Le malentendu s’avère d’autant plus grand que deux systèmes se font la sourde oreille depuis des semaines, sans même se rendre compte qu’ils reposent sur le même triangle anthropologique défini par Mohammed Arkoun qui le fonde sur les liens intimes entre sacré, vérité, et violence. Toute société dans son développement engage des processus de sacralisation qui sanctifient ses principes, valeurs ou interdits qu’elle soutire à l’interrogation. La liberté sacrée des uns, LEUR vérité donc, se heurte à la figure sacrée, entre toutes, pour d’autres : celle-là même qui fonde aussi bien Leur vérité historique, morale et éthique. Dès lors, la défense intransigeante de ces vérités ne se fait pas sans violence puisqu’elle heurte ce qui constitue, pour les uns et les autres, un périmètre sacré.

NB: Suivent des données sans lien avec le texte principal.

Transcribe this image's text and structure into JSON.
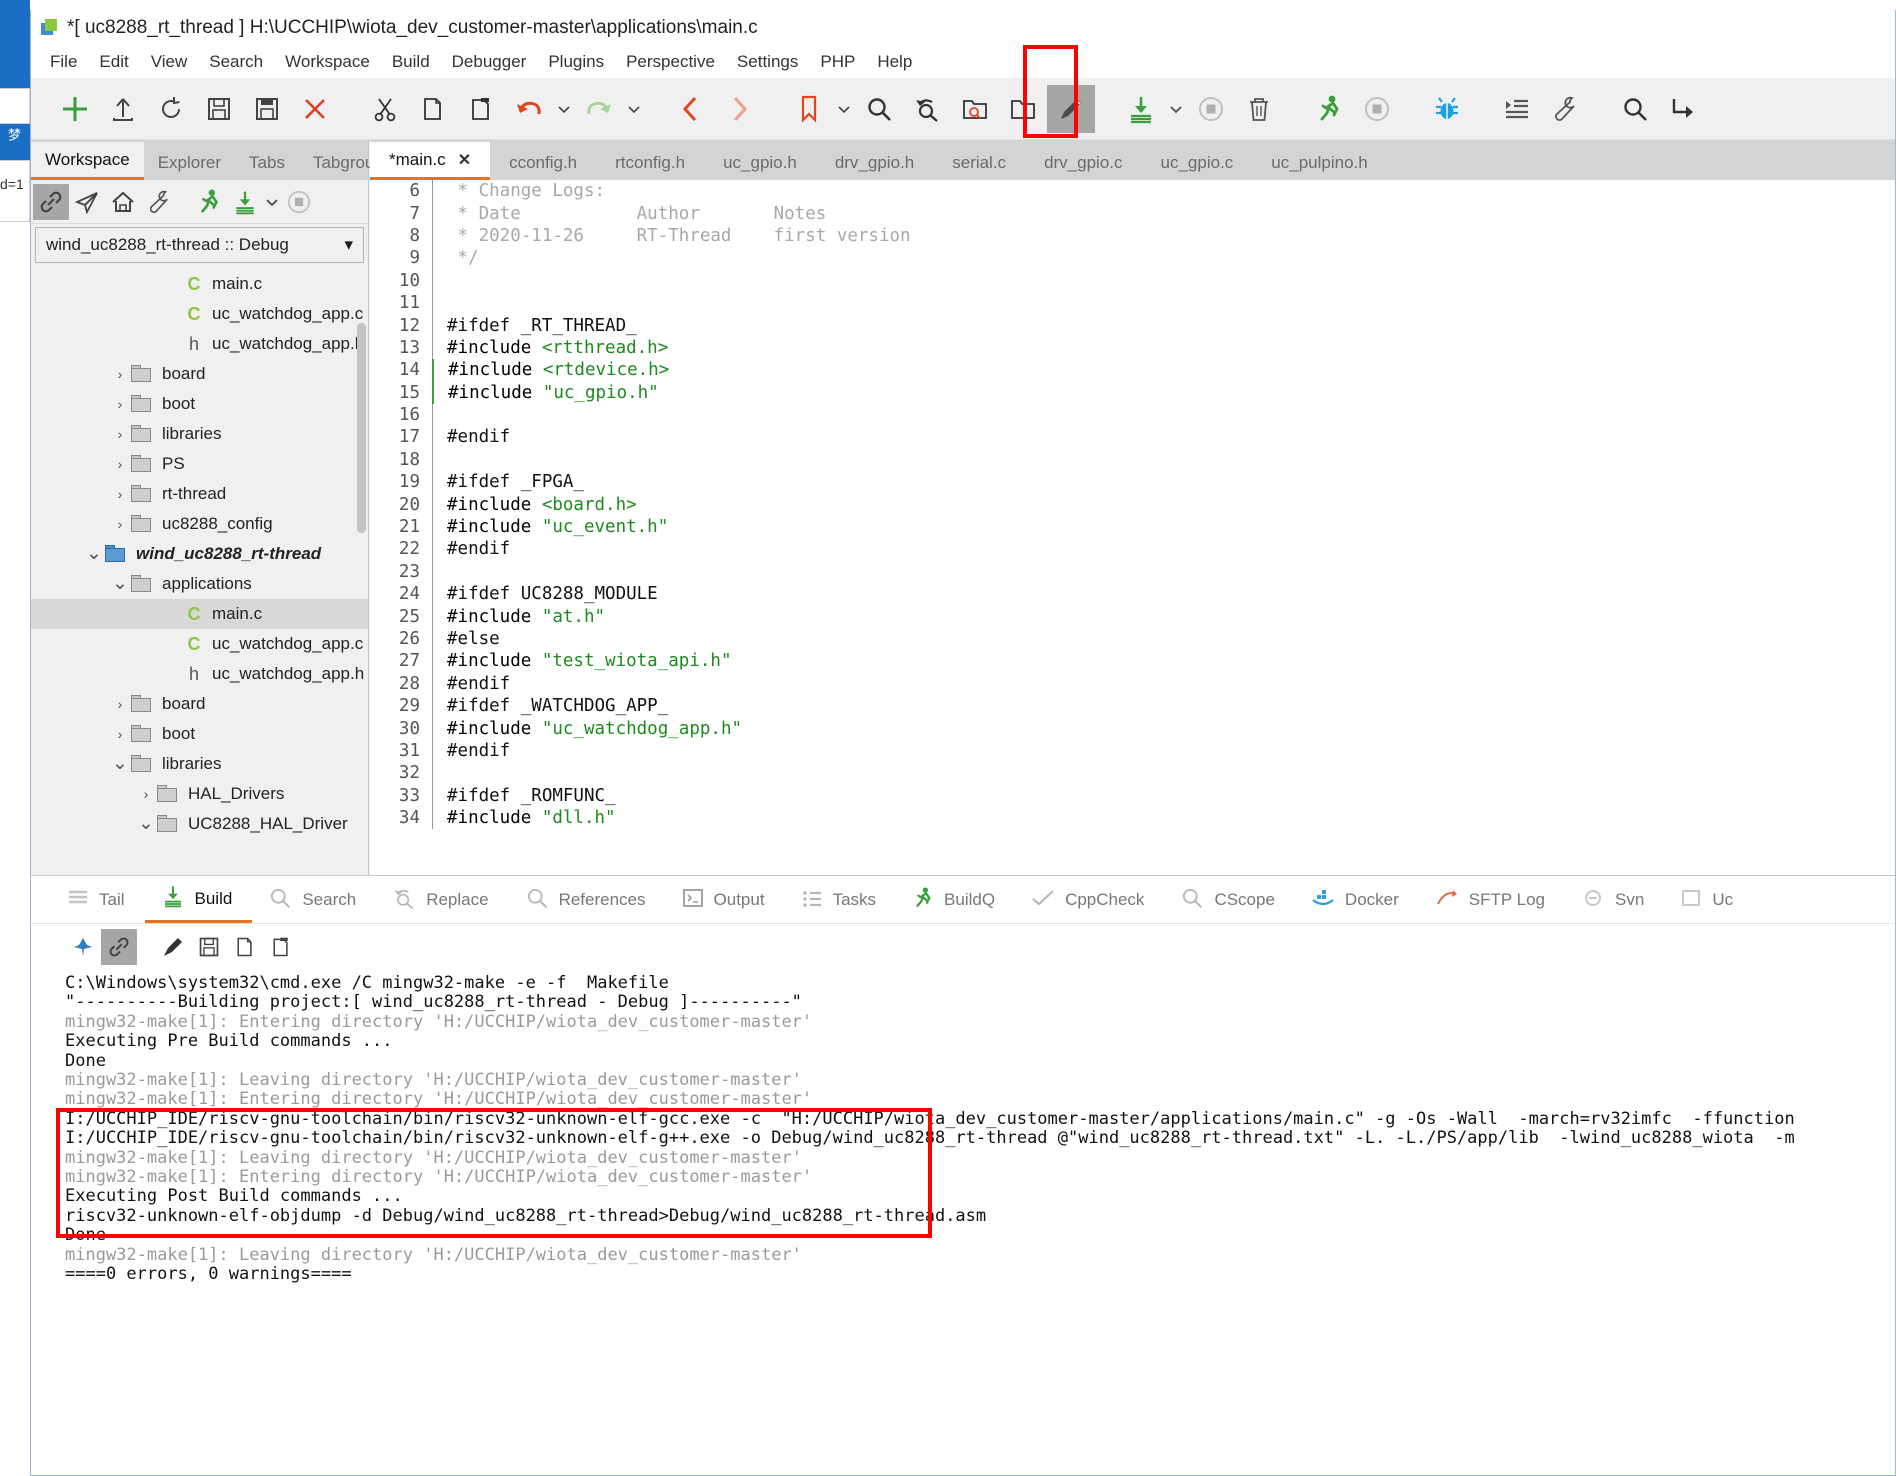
{
  "desktop": {
    "vertical_text": "梦",
    "partial_text": "d=1"
  },
  "window": {
    "title": "*[ uc8288_rt_thread ] H:\\UCCHIP\\wiota_dev_customer-master\\applications\\main.c",
    "icon": "app-icon"
  },
  "menubar": {
    "items": [
      "File",
      "Edit",
      "View",
      "Search",
      "Workspace",
      "Build",
      "Debugger",
      "Plugins",
      "Perspective",
      "Settings",
      "PHP",
      "Help"
    ]
  },
  "toolbar": {
    "items": [
      {
        "name": "new-file-button",
        "icon": "plus-icon",
        "color": "#3a9e3a"
      },
      {
        "name": "open-file-button",
        "icon": "upload-icon",
        "color": "#444444"
      },
      {
        "name": "reload-button",
        "icon": "refresh-icon",
        "color": "#444444"
      },
      {
        "name": "save-button",
        "icon": "save-icon",
        "color": "#444444"
      },
      {
        "name": "save-all-button",
        "icon": "save-all-icon",
        "color": "#444444"
      },
      {
        "name": "close-file-button",
        "icon": "close-x-icon",
        "color": "#e03c20"
      },
      {
        "name": "cut-button",
        "icon": "scissors-icon",
        "color": "#333333"
      },
      {
        "name": "copy-button",
        "icon": "copy-icon",
        "color": "#333333"
      },
      {
        "name": "paste-button",
        "icon": "paste-icon",
        "color": "#333333"
      },
      {
        "name": "undo-button",
        "icon": "undo-arrow-icon",
        "color": "#e0451e"
      },
      {
        "name": "redo-button",
        "icon": "redo-arrow-icon",
        "color": "#a8d49a"
      },
      {
        "name": "nav-back-button",
        "icon": "chevron-left-icon",
        "color": "#e0451e"
      },
      {
        "name": "nav-forward-button",
        "icon": "chevron-right-icon",
        "color": "#f0a189"
      },
      {
        "name": "bookmark-button",
        "icon": "bookmark-icon",
        "color": "#e0451e"
      },
      {
        "name": "find-button",
        "icon": "search-icon",
        "color": "#333333"
      },
      {
        "name": "replace-button",
        "icon": "find-replace-icon",
        "color": "#333333"
      },
      {
        "name": "find-in-files-button",
        "icon": "folder-search-icon",
        "color": "#333333"
      },
      {
        "name": "open-folder-button",
        "icon": "folder-open-icon",
        "color": "#333333"
      },
      {
        "name": "edit-mode-button",
        "icon": "pencil-icon",
        "color": "#4a4a4a"
      },
      {
        "name": "build-download-button",
        "icon": "download-build-icon",
        "color": "#3a9e3a"
      },
      {
        "name": "stop-build-button",
        "icon": "stop-circle-icon",
        "color": "#b0b0b0"
      },
      {
        "name": "clean-button",
        "icon": "trash-icon",
        "color": "#555555"
      },
      {
        "name": "run-button",
        "icon": "runner-icon",
        "color": "#3a9e3a"
      },
      {
        "name": "stop-run-button",
        "icon": "stop-circle-icon",
        "color": "#b0b0b0"
      },
      {
        "name": "debug-button",
        "icon": "bug-icon",
        "color": "#1e9fe0"
      },
      {
        "name": "indent-button",
        "icon": "indent-icon",
        "color": "#555555"
      },
      {
        "name": "settings-button",
        "icon": "wrench-icon",
        "color": "#555555"
      },
      {
        "name": "search2-button",
        "icon": "search-icon",
        "color": "#333333"
      },
      {
        "name": "goto-button",
        "icon": "goto-arrow-icon",
        "color": "#333333"
      }
    ],
    "highlighted_item": "build-download-button"
  },
  "left_panel": {
    "tabs": [
      {
        "label": "Workspace",
        "active": true
      },
      {
        "label": "Explorer",
        "active": false
      },
      {
        "label": "Tabs",
        "active": false
      },
      {
        "label": "Tabgrou",
        "active": false,
        "caret": "⌄"
      }
    ],
    "toolbar": [
      {
        "name": "link-button",
        "icon": "link-icon",
        "selected": true
      },
      {
        "name": "send-button",
        "icon": "paper-plane-icon",
        "selected": false
      },
      {
        "name": "home-button",
        "icon": "home-icon",
        "selected": false
      },
      {
        "name": "configure-button",
        "icon": "wrench-icon",
        "selected": false
      },
      {
        "name": "run-project-button",
        "icon": "runner-icon",
        "selected": false
      },
      {
        "name": "build-project-button",
        "icon": "download-build-icon",
        "selected": false
      },
      {
        "name": "stop-project-button",
        "icon": "stop-circle-icon",
        "selected": false
      }
    ],
    "project_selector": "wind_uc8288_rt-thread :: Debug",
    "tree": [
      {
        "label": "main.c",
        "type": "c",
        "indent": 4,
        "chev": "",
        "sel": false
      },
      {
        "label": "uc_watchdog_app.c",
        "type": "c",
        "indent": 4,
        "chev": "",
        "sel": false
      },
      {
        "label": "uc_watchdog_app.h",
        "type": "h",
        "indent": 4,
        "chev": "",
        "sel": false
      },
      {
        "label": "board",
        "type": "folder",
        "indent": 2,
        "chev": "›",
        "sel": false
      },
      {
        "label": "boot",
        "type": "folder",
        "indent": 2,
        "chev": "›",
        "sel": false
      },
      {
        "label": "libraries",
        "type": "folder",
        "indent": 2,
        "chev": "›",
        "sel": false
      },
      {
        "label": "PS",
        "type": "folder",
        "indent": 2,
        "chev": "›",
        "sel": false
      },
      {
        "label": "rt-thread",
        "type": "folder",
        "indent": 2,
        "chev": "›",
        "sel": false
      },
      {
        "label": "uc8288_config",
        "type": "folder",
        "indent": 2,
        "chev": "›",
        "sel": false
      },
      {
        "label": "wind_uc8288_rt-thread",
        "type": "folder-blue",
        "indent": 1,
        "chev": "⌄",
        "sel": false,
        "bold": true
      },
      {
        "label": "applications",
        "type": "folder",
        "indent": 2,
        "chev": "⌄",
        "sel": false
      },
      {
        "label": "main.c",
        "type": "c",
        "indent": 4,
        "chev": "",
        "sel": true
      },
      {
        "label": "uc_watchdog_app.c",
        "type": "c",
        "indent": 4,
        "chev": "",
        "sel": false
      },
      {
        "label": "uc_watchdog_app.h",
        "type": "h",
        "indent": 4,
        "chev": "",
        "sel": false
      },
      {
        "label": "board",
        "type": "folder",
        "indent": 2,
        "chev": "›",
        "sel": false
      },
      {
        "label": "boot",
        "type": "folder",
        "indent": 2,
        "chev": "›",
        "sel": false
      },
      {
        "label": "libraries",
        "type": "folder",
        "indent": 2,
        "chev": "⌄",
        "sel": false
      },
      {
        "label": "HAL_Drivers",
        "type": "folder",
        "indent": 3,
        "chev": "›",
        "sel": false
      },
      {
        "label": "UC8288_HAL_Driver",
        "type": "folder",
        "indent": 3,
        "chev": "⌄",
        "sel": false
      }
    ]
  },
  "editor": {
    "tabs": [
      {
        "label": "*main.c",
        "active": true,
        "closable": true,
        "close": "✕"
      },
      {
        "label": "cconfig.h",
        "active": false,
        "closable": false
      },
      {
        "label": "rtconfig.h",
        "active": false,
        "closable": false
      },
      {
        "label": "uc_gpio.h",
        "active": false,
        "closable": false
      },
      {
        "label": "drv_gpio.h",
        "active": false,
        "closable": false
      },
      {
        "label": "serial.c",
        "active": false,
        "closable": false
      },
      {
        "label": "drv_gpio.c",
        "active": false,
        "closable": false
      },
      {
        "label": "uc_gpio.c",
        "active": false,
        "closable": false
      },
      {
        "label": "uc_pulpino.h",
        "active": false,
        "closable": false
      }
    ],
    "lines": [
      {
        "num": 6,
        "text": " * Change Logs:",
        "style": "comment",
        "mark": "none"
      },
      {
        "num": 7,
        "text": " * Date           Author       Notes",
        "style": "comment",
        "mark": "none"
      },
      {
        "num": 8,
        "text": " * 2020-11-26     RT-Thread    first version",
        "style": "comment",
        "mark": "none"
      },
      {
        "num": 9,
        "text": " */",
        "style": "comment",
        "mark": "none"
      },
      {
        "num": 10,
        "text": "",
        "style": "code",
        "mark": "none"
      },
      {
        "num": 11,
        "text": "",
        "style": "code",
        "mark": "none"
      },
      {
        "num": 12,
        "text": "#ifdef _RT_THREAD_",
        "style": "code",
        "mark": "none"
      },
      {
        "num": 13,
        "text": "#include <rtthread.h>",
        "style": "include-angle",
        "mark": "none"
      },
      {
        "num": 14,
        "text": "#include <rtdevice.h>",
        "style": "include-angle",
        "mark": "green"
      },
      {
        "num": 15,
        "text": "#include \"uc_gpio.h\"",
        "style": "include-quote",
        "mark": "green"
      },
      {
        "num": 16,
        "text": "",
        "style": "code",
        "mark": "none"
      },
      {
        "num": 17,
        "text": "#endif",
        "style": "code",
        "mark": "none"
      },
      {
        "num": 18,
        "text": "",
        "style": "code",
        "mark": "none"
      },
      {
        "num": 19,
        "text": "#ifdef _FPGA_",
        "style": "code",
        "mark": "none"
      },
      {
        "num": 20,
        "text": "#include <board.h>",
        "style": "include-angle",
        "mark": "none"
      },
      {
        "num": 21,
        "text": "#include \"uc_event.h\"",
        "style": "include-quote",
        "mark": "none"
      },
      {
        "num": 22,
        "text": "#endif",
        "style": "code",
        "mark": "none"
      },
      {
        "num": 23,
        "text": "",
        "style": "code",
        "mark": "none"
      },
      {
        "num": 24,
        "text": "#ifdef UC8288_MODULE",
        "style": "code",
        "mark": "none"
      },
      {
        "num": 25,
        "text": "#include \"at.h\"",
        "style": "include-quote",
        "mark": "none"
      },
      {
        "num": 26,
        "text": "#else",
        "style": "code",
        "mark": "none"
      },
      {
        "num": 27,
        "text": "#include \"test_wiota_api.h\"",
        "style": "include-quote",
        "mark": "none"
      },
      {
        "num": 28,
        "text": "#endif",
        "style": "code",
        "mark": "none"
      },
      {
        "num": 29,
        "text": "#ifdef _WATCHDOG_APP_",
        "style": "code",
        "mark": "none"
      },
      {
        "num": 30,
        "text": "#include \"uc_watchdog_app.h\"",
        "style": "include-quote",
        "mark": "none"
      },
      {
        "num": 31,
        "text": "#endif",
        "style": "code",
        "mark": "none"
      },
      {
        "num": 32,
        "text": "",
        "style": "code",
        "mark": "none"
      },
      {
        "num": 33,
        "text": "#ifdef _ROMFUNC_",
        "style": "code",
        "mark": "none"
      },
      {
        "num": 34,
        "text": "#include \"dll.h\"",
        "style": "include-quote",
        "mark": "none"
      }
    ]
  },
  "bottom_panel": {
    "tabs": [
      {
        "label": "Tail",
        "icon": "list-icon",
        "active": false
      },
      {
        "label": "Build",
        "icon": "download-build-icon",
        "active": true
      },
      {
        "label": "Search",
        "icon": "search-icon",
        "active": false
      },
      {
        "label": "Replace",
        "icon": "find-replace-icon",
        "active": false
      },
      {
        "label": "References",
        "icon": "search-icon",
        "active": false
      },
      {
        "label": "Output",
        "icon": "terminal-icon",
        "active": false
      },
      {
        "label": "Tasks",
        "icon": "tasks-icon",
        "active": false
      },
      {
        "label": "BuildQ",
        "icon": "runner-icon",
        "active": false
      },
      {
        "label": "CppCheck",
        "icon": "check-icon",
        "active": false
      },
      {
        "label": "CScope",
        "icon": "search-icon",
        "active": false
      },
      {
        "label": "Docker",
        "icon": "docker-icon",
        "active": false
      },
      {
        "label": "SFTP Log",
        "icon": "sftp-icon",
        "active": false
      },
      {
        "label": "Svn",
        "icon": "svn-icon",
        "active": false
      },
      {
        "label": "Uc",
        "icon": "uc-icon",
        "active": false
      }
    ],
    "toolbar": [
      {
        "name": "pin-button",
        "icon": "pin-icon",
        "selected": false
      },
      {
        "name": "link-button",
        "icon": "link-icon",
        "selected": true
      },
      {
        "name": "clear-console-button",
        "icon": "broom-icon",
        "selected": false
      },
      {
        "name": "save-console-button",
        "icon": "save-icon",
        "selected": false
      },
      {
        "name": "copy-console-button",
        "icon": "copy-icon",
        "selected": false
      },
      {
        "name": "copy-all-button",
        "icon": "paste-icon",
        "selected": false
      }
    ],
    "console_lines": [
      {
        "text": "C:\\Windows\\system32\\cmd.exe /C mingw32-make -e -f  Makefile",
        "dim": false
      },
      {
        "text": "\"----------Building project:[ wind_uc8288_rt-thread - Debug ]----------\"",
        "dim": false
      },
      {
        "text": "mingw32-make[1]: Entering directory 'H:/UCCHIP/wiota_dev_customer-master'",
        "dim": true
      },
      {
        "text": "Executing Pre Build commands ...",
        "dim": false
      },
      {
        "text": "Done",
        "dim": false
      },
      {
        "text": "mingw32-make[1]: Leaving directory 'H:/UCCHIP/wiota_dev_customer-master'",
        "dim": true
      },
      {
        "text": "mingw32-make[1]: Entering directory 'H:/UCCHIP/wiota_dev_customer-master'",
        "dim": true
      },
      {
        "text": "I:/UCCHIP_IDE/riscv-gnu-toolchain/bin/riscv32-unknown-elf-gcc.exe -c  \"H:/UCCHIP/wiota_dev_customer-master/applications/main.c\" -g -Os -Wall  -march=rv32imfc  -ffunction",
        "dim": false
      },
      {
        "text": "I:/UCCHIP_IDE/riscv-gnu-toolchain/bin/riscv32-unknown-elf-g++.exe -o Debug/wind_uc8288_rt-thread @\"wind_uc8288_rt-thread.txt\" -L. -L./PS/app/lib  -lwind_uc8288_wiota  -m",
        "dim": false
      },
      {
        "text": "mingw32-make[1]: Leaving directory 'H:/UCCHIP/wiota_dev_customer-master'",
        "dim": true
      },
      {
        "text": "mingw32-make[1]: Entering directory 'H:/UCCHIP/wiota_dev_customer-master'",
        "dim": true
      },
      {
        "text": "Executing Post Build commands ...",
        "dim": false
      },
      {
        "text": "riscv32-unknown-elf-objdump -d Debug/wind_uc8288_rt-thread>Debug/wind_uc8288_rt-thread.asm",
        "dim": false
      },
      {
        "text": "Done",
        "dim": false
      },
      {
        "text": "mingw32-make[1]: Leaving directory 'H:/UCCHIP/wiota_dev_customer-master'",
        "dim": true
      },
      {
        "text": "====0 errors, 0 warnings====",
        "dim": false
      }
    ],
    "highlight_color": "#ff0000"
  }
}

Ce triangle anthropologique est au cœur des récents événements. Il fait partie de ces impensés majeurs qui rendent la lecture des événements périlleuse et le monde plus indéchiffrable. Les concepts utilisés, lourdement investis par les imaginaires, nous cantonnent à des débats de surface. Les concepts sont incapables de prendre en charge, en les théorisant, les changements, et partant, de conjurer les craintes qu’ils inspirent. Dès lors la réalité sociale s’en trouve entièrement reconfigurée par des discours, notamment médiatiques, qui érigent les sujets en catégories essentialisées. C’est pourquoi il est plus que jamais nécessaire de réfléchir ensemble à un nouveau langage commun permettant une sortie de crise. Ne pas tenir compte de ces impensés, imaginaires ou systèmes de perceptions, c’est nourrir la vision d’un dialogue avec le « monde musulman » qui serait au pire impossible, au mieux difficile.